The pandemic has brought over a sea change in all aspects of our lives. With daily lives and routines getting bungled during the lockdown, the internet has come to the rescue of many. And Education is no different. Students of today are now more receptive and in acceptance of how technology has opened their classrooms. Granted, the virtual world is not always rosy, but the online classroom scenario has made it possible for students to get access to education from all corners of the world, and to understand the range of their curriculum in a truly holistic manner.
Lockdown fatigue is real. Staring at a computer with no other human interaction can be exhausting and even boring. Social interactions are minimal and physical movement is almost next to nothing. But tiding over the gloomy times, there are many ways in which online classes can be treated as something that are helpful, unique, and eye-opening. While online learning is not exactly a new concept, the lockdown has spun a new meaning to it – that of the importance of access to distinguished minds beyond boundaries.
Here are top three takeaways from online learning in today’s world!

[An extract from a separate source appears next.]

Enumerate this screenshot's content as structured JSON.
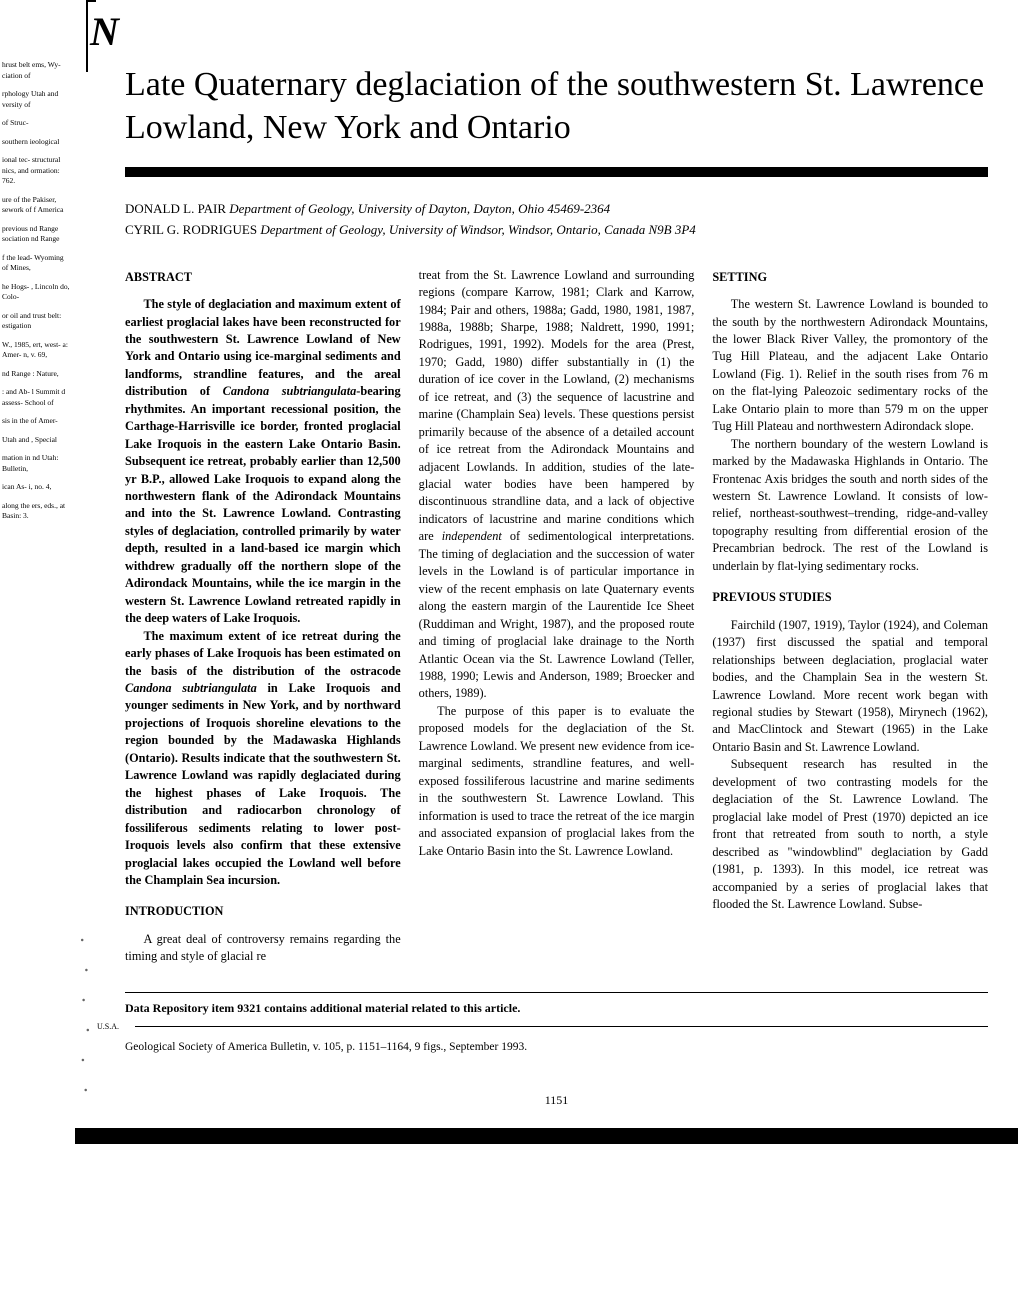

1. Broaden your horizons: Imagine being taught by a professor from Harvard while sitting in India. In an otherwise regular world, this scenario would have been a difficult proposition. However, the pandemic has forced the education sector to re-evaluate their modes of delivery. With geographical boundaries no longer an essential barrier, colleges can now look at providing students with a truly international experience. One class can be team-taught by a professor in Chennai along with a professor in San Francisco, thanks to technology.